Conservative scanning filters out invalid pointers by relying on the span lookup mechanics (spanOf), and double-checking that the pointer points within that span's bounds, since the span table can contain stale entries.

Unfortunately, the upper bound on the span is set very late for heap spans. It is not set in allocSpan before the atomic write to the span state, thereby publishing it to the garbage collector, but is instead written far later, either in mcache.allocLarge or mcentral.grow. It's also not cleared by mspan.init which would also be fine.

If any one of these things were true, the bug would have been avoided: 1. mspan.init sets or clears limit. 2. mspan.allocSpan sets limit explicitly in the heap span case, just like the other cases. 3. On span free, we clear the span table.

I propose we do (1) and (2). My proposed semantics are that mspan.init always sets limit to a safe value, but this value is later adjusted down by allocSpan and allocLarge respectively. mcentral.grow should not be setting limit because it's way too late. mspan.init does not have enough information on its own to set right size, but for small object spans we need to set the limit before returning from allocSpan, since part of the span is not valid space for objects, but is instead only for heap metadata. However, we do need to allow allocLarge to adjust the value, because that's the only place we have the true size of the object. Luckily, it's fairly safe if a lookup tries to check the 'dead' part of a large object span.

Once upon a time I had a change for (3), which was necessary for some experimental performance changes, and it didn't seem to cost much extra to clear the span table entries, if anything at all. But perhaps let's leave that alone for now, since there is a performance risk.

AFAICT, this bug has existed since Go 1.14 when conservative scanning was introduced. mspan.limit was essentially always just used for debug checks before then, but in Go 1.14 it became load-bearing.
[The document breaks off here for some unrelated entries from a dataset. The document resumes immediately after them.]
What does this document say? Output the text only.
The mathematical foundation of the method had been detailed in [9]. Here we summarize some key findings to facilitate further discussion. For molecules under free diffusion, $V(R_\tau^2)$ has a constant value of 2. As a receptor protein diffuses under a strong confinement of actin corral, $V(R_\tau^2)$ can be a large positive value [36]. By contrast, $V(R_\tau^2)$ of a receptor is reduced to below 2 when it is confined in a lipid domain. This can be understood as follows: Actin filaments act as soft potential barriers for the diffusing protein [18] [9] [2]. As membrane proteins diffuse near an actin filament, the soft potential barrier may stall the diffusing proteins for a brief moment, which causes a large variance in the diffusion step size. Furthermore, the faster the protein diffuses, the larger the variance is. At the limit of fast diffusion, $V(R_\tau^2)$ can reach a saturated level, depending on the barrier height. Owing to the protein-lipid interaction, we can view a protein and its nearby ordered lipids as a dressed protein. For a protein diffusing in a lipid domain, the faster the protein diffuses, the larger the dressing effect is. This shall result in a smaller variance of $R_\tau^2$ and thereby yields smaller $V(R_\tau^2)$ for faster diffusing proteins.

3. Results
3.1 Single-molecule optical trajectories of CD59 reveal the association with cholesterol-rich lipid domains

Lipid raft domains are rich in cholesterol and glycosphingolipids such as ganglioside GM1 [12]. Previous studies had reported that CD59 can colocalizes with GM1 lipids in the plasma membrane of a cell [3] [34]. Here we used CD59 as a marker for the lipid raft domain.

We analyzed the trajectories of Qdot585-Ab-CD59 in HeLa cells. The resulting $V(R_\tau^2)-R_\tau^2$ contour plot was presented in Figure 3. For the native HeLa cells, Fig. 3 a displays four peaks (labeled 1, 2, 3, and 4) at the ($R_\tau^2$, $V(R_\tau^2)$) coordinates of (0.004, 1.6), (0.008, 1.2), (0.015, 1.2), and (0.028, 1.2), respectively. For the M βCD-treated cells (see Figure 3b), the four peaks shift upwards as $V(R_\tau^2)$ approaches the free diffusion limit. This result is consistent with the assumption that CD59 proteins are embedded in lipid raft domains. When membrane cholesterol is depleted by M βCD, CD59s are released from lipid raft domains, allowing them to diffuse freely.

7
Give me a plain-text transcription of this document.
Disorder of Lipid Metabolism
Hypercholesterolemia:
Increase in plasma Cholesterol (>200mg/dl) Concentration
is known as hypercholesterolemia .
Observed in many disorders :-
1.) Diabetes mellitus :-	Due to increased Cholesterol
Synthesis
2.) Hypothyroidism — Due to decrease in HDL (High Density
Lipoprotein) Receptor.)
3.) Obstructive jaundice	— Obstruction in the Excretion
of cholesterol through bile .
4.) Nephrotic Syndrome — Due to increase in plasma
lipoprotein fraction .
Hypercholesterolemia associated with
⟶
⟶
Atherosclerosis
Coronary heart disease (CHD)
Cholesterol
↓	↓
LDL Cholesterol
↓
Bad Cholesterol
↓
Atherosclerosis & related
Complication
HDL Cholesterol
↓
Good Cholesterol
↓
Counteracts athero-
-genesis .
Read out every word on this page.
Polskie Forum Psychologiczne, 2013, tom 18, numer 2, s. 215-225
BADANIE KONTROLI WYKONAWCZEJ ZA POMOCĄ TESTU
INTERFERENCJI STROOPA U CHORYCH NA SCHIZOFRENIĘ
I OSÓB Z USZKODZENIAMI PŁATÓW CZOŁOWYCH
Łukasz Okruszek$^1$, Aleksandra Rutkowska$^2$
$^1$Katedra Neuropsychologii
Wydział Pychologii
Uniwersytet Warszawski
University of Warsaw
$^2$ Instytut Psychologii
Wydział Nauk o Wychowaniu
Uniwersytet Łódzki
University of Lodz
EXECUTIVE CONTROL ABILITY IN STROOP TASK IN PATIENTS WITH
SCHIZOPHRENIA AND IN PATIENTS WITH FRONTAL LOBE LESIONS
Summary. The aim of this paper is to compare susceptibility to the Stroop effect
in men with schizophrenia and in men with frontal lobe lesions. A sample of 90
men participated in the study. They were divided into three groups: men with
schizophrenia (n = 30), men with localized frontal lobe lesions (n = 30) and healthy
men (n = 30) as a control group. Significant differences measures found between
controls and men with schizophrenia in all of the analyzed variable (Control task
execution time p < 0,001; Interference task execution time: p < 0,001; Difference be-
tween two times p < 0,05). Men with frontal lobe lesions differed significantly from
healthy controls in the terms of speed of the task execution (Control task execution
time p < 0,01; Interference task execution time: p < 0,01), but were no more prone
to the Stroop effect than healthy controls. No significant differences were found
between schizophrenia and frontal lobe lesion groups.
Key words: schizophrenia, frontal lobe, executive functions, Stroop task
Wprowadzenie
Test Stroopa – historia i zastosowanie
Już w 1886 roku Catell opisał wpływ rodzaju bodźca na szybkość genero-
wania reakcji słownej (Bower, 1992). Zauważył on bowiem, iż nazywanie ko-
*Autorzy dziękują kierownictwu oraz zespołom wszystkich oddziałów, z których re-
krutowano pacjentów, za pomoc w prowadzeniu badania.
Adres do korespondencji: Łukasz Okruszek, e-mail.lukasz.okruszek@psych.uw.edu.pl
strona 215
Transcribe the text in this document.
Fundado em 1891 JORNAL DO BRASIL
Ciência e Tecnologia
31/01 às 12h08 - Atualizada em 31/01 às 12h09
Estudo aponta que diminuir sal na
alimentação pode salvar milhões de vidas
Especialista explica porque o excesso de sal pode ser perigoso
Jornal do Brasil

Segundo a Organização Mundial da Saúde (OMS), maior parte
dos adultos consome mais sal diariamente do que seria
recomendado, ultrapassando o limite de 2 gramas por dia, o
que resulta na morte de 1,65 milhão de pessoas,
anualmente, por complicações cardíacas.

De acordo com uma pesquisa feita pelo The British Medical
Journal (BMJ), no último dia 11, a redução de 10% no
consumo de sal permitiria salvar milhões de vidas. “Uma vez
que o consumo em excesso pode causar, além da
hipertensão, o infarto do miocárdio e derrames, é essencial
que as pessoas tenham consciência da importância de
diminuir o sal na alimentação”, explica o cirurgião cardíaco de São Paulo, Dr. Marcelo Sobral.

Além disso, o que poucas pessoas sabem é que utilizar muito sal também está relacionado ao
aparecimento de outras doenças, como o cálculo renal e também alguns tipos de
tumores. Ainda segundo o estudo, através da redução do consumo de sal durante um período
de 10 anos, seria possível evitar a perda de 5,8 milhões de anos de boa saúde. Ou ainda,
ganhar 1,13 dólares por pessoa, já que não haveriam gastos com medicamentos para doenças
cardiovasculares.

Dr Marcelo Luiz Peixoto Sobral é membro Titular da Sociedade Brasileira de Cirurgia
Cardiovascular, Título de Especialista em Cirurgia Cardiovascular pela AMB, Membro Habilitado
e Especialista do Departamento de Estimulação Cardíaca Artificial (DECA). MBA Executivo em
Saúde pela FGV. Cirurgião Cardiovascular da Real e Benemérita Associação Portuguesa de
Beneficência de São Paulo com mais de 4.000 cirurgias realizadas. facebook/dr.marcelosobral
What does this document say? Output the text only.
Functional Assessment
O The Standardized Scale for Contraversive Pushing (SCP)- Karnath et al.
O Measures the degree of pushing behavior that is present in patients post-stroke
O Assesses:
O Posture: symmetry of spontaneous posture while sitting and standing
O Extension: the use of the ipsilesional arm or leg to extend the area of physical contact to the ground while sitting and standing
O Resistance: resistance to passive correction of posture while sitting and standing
This bug is filed on behalf of a crash found within Google.

Comment From: gopherbot

Change https://go.dev/cl/682655 mentions this issue: runtime: set mspan limit field early and eagerly

Comment From: gabyhelp

Related Issues

Related Code Changes

(Emoji vote if this was helpful or unhelpful; more detailed feedback welcome in this discussion.)

Comment From: mknyszek

@gopherbot Please open backport issues for Go 1.23 and Go 1.24.

This problem can cause rare random crashes in the runtime with no workaround.

Comment From: gopherbot

Backport issue(s) opened: #74289 (for 1.23), #74290 (for 1.24).

Remember to create the cherry-pick CL(s) as soon as the patch is submitted to master, according to https://go.dev/wiki/MinorReleases.